Los tiempos me apuran y yo dije que se apaguen todos los relojes. Que se apaguen todos los relojes. Camino entre la ciénaga y se me atascan los pies. Ya lo he perdido todo intentando no perder lo esencial ¿Pero acaso algo lo es? Mi deseo se entremezcla con las ocho pastillas que desayune. Descalza sin pies camino la vereda adoquinada... quien habra tenido la pasión de colocar este suelo, que hoy me contiene de la suspension sin sentido ¿Donde se encuentran las almas que me liberarán del castigo?
Cuando levanto la cabeza veo los mausoleos asomándose.
Escucho el coro de fantasmas entre cuervos que pican sus cenizas. En los ataúdes y en las flores -marchitas o frescas- veo reflejado el seno de mi dolor.
Acecho con ojos perdidos a los intrusos de mi paraíso fragilísimo.
De noche me visto de muerta. Hablo sola. Sumergida en el silencio que otorga la palabra. Reviento de sal mis heridas, que aúllan de placer moribundo. Los gatos hambrientos se alimentan de mi carne. ¿Enamorada de la muerte?

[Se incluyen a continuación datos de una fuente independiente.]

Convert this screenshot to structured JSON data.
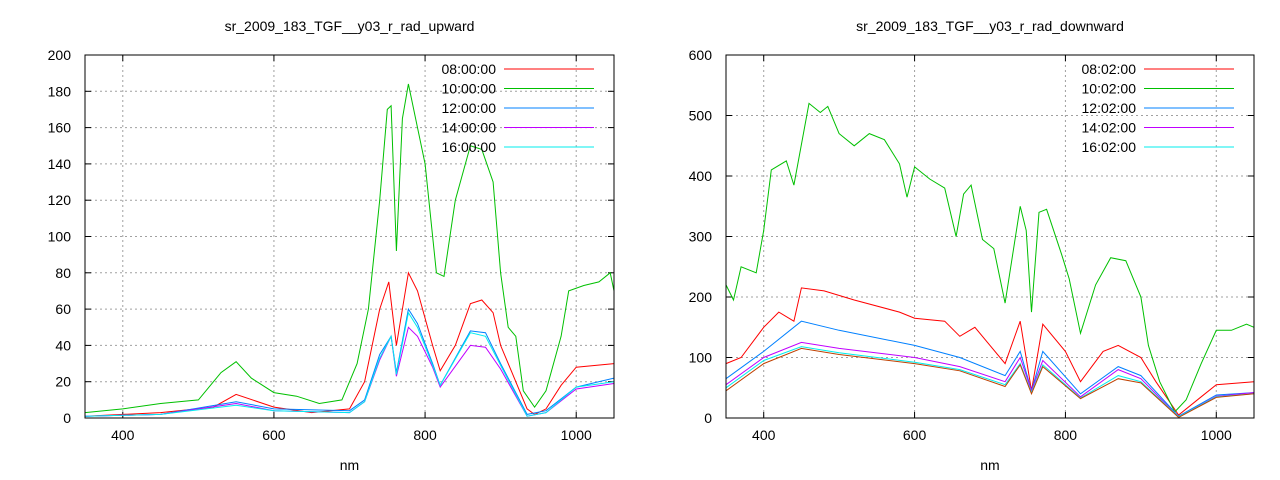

La muerte da vida y la vida se detiene. Vacía de sabor y sentido en un acto paradójico que la llena de todo eso que no es vida. La muerte liberada del morir. Enamorarse de un final.
El tiempo gira en un circulo perfecto cuya área se expande sobre el espacio.
Es un tiempo inestable que dura de segundos a años en una medida que mi lenguaje no puede nombrar.
Mis labios secos se parten con cada beso que doy a tu cuerpo helado. Duermo incauta hasta que otro muerto me invite a jugar de su lado.
¿Y cuantos centenares de años hace que estoy muerta y te amo?